Crunch leaf salad is a great way to get loads of winter veg in your diet – it’s a quick and simple salad that’s good for you too. The added pear slices bring a nice refreshing crunch and a bit of sweetness too which is counter-balanced by the peppery radish. Toasted hazelnuts add a bit of texture too and you can easily make this recipe with your Christmas veg leftovers as there are always plenty of Brussels sprouts from the previous day.

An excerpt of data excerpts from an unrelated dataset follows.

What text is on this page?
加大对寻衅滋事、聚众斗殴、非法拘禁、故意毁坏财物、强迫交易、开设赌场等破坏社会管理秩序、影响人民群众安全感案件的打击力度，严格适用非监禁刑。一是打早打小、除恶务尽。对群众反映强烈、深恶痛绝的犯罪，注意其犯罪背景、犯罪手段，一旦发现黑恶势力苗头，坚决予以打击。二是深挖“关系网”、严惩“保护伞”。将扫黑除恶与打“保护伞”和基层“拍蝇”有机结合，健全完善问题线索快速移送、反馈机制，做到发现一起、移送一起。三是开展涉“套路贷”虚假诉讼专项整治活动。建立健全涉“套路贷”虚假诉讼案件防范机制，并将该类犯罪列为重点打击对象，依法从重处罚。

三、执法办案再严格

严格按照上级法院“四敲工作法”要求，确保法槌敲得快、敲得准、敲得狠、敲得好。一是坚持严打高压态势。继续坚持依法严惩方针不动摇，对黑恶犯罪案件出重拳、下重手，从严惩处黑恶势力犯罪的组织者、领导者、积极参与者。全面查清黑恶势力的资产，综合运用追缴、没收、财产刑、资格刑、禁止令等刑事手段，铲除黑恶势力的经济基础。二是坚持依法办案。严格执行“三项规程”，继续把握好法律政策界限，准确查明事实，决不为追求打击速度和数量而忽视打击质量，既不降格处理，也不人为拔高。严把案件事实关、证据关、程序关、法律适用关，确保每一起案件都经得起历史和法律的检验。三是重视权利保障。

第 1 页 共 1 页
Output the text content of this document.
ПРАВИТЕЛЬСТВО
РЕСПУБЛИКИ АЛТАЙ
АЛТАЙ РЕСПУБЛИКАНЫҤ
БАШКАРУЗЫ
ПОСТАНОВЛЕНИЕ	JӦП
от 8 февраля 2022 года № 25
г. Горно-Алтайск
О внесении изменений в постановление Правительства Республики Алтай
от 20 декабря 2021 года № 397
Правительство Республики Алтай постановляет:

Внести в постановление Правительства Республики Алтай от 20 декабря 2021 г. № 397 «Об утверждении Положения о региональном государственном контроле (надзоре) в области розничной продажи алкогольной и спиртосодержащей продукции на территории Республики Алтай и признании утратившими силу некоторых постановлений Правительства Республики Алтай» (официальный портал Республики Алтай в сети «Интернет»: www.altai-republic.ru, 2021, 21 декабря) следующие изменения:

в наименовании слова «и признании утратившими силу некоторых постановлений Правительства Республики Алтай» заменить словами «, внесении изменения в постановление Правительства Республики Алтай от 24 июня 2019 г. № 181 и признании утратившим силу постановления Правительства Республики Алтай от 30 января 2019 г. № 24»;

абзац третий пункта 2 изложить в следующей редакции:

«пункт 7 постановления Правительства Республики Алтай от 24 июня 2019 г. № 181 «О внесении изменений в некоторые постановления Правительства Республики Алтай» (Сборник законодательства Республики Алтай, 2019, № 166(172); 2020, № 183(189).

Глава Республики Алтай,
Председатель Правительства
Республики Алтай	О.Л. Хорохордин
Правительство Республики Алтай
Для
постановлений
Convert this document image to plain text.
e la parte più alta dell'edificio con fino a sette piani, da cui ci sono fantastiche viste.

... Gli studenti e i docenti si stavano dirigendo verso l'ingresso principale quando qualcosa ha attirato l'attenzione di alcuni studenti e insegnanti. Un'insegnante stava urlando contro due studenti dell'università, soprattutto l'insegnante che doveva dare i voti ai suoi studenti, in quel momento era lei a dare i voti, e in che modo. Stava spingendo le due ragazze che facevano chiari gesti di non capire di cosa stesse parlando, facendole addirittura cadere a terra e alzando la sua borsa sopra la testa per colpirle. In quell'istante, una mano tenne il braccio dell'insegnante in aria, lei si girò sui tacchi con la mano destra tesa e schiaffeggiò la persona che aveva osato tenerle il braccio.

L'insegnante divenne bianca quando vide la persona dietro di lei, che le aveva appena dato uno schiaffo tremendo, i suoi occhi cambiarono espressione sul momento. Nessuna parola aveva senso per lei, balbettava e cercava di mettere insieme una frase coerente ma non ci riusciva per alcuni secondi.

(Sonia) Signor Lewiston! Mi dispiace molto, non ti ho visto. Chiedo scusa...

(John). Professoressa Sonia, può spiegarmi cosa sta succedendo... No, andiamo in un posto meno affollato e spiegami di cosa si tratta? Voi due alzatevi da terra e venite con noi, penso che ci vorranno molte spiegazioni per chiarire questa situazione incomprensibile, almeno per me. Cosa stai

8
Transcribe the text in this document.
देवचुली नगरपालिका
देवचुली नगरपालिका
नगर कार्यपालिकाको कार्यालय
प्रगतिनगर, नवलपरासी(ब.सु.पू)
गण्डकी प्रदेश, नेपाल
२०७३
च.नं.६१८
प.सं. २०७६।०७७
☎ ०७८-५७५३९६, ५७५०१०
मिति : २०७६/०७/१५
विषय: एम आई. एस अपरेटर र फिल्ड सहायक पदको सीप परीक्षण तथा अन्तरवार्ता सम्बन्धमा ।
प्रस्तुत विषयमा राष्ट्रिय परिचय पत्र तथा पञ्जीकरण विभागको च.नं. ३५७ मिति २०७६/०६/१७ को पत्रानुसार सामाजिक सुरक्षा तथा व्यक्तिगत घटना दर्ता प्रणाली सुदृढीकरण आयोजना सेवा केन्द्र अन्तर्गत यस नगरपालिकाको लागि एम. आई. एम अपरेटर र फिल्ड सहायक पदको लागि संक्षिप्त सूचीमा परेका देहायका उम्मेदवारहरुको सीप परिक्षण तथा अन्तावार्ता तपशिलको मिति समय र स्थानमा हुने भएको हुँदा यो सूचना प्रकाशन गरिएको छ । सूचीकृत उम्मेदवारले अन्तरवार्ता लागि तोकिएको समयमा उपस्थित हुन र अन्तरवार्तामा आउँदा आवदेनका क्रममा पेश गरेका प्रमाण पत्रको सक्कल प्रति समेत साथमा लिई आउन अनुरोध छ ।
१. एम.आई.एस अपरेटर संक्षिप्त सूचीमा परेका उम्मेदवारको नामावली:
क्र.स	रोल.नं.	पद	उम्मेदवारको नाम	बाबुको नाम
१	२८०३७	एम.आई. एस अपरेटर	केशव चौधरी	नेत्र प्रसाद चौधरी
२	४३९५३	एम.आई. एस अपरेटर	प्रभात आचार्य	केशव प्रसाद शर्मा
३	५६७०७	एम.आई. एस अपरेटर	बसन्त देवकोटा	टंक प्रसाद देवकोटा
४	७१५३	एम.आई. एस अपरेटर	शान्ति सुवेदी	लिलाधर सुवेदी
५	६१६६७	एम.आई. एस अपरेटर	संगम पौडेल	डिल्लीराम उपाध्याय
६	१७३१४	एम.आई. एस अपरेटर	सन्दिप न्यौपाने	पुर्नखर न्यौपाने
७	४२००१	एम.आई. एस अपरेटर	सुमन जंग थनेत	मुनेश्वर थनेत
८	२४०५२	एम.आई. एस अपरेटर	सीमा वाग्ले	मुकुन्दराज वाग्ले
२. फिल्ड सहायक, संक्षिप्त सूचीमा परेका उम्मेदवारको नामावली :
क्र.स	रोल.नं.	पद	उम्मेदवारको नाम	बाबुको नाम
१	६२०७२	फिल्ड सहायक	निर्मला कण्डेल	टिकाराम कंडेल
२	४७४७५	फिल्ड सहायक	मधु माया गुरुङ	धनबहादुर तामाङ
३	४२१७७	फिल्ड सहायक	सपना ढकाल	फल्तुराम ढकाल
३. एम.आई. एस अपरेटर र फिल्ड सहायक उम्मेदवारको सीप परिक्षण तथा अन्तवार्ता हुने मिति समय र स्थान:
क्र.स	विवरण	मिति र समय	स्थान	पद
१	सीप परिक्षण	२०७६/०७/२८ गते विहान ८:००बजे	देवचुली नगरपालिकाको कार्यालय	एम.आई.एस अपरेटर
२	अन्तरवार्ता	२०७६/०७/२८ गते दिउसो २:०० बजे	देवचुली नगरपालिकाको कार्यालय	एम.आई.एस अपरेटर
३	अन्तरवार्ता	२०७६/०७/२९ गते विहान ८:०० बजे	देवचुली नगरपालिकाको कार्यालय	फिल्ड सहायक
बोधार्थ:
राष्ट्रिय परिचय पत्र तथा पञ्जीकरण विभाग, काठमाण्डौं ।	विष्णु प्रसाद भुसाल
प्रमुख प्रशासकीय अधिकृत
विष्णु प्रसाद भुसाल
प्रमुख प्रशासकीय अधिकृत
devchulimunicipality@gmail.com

- ½ a pointed spring cabbage or sweetheart cabbage, weighing about 150g (5oz) when core is removed
- 1 small head of fennel, core removed
- 4-6 radishes, trimmed
- 1 red-skinned pear, quartered and cored
- 6 raw Brussels sprouts, trimmed
- 3 tbsp oil and vinegar salad dressing
- 2 tbsp chopped, toasted hazelnuts
- About 30g (1oz) Parmesan cheese, shaved
Thinly slice the cabbage, fennel, radishes and pear. Pull the leaves apart on the sprouts. Add them all to a large bowl, and carefully mix in the salad dressing.
Serve sprinkled with hazelnuts and Parmesan.
Top tip for making Crunchy leaf salad
Use apple or blue cheese in this salad, and your favourite salad dressing.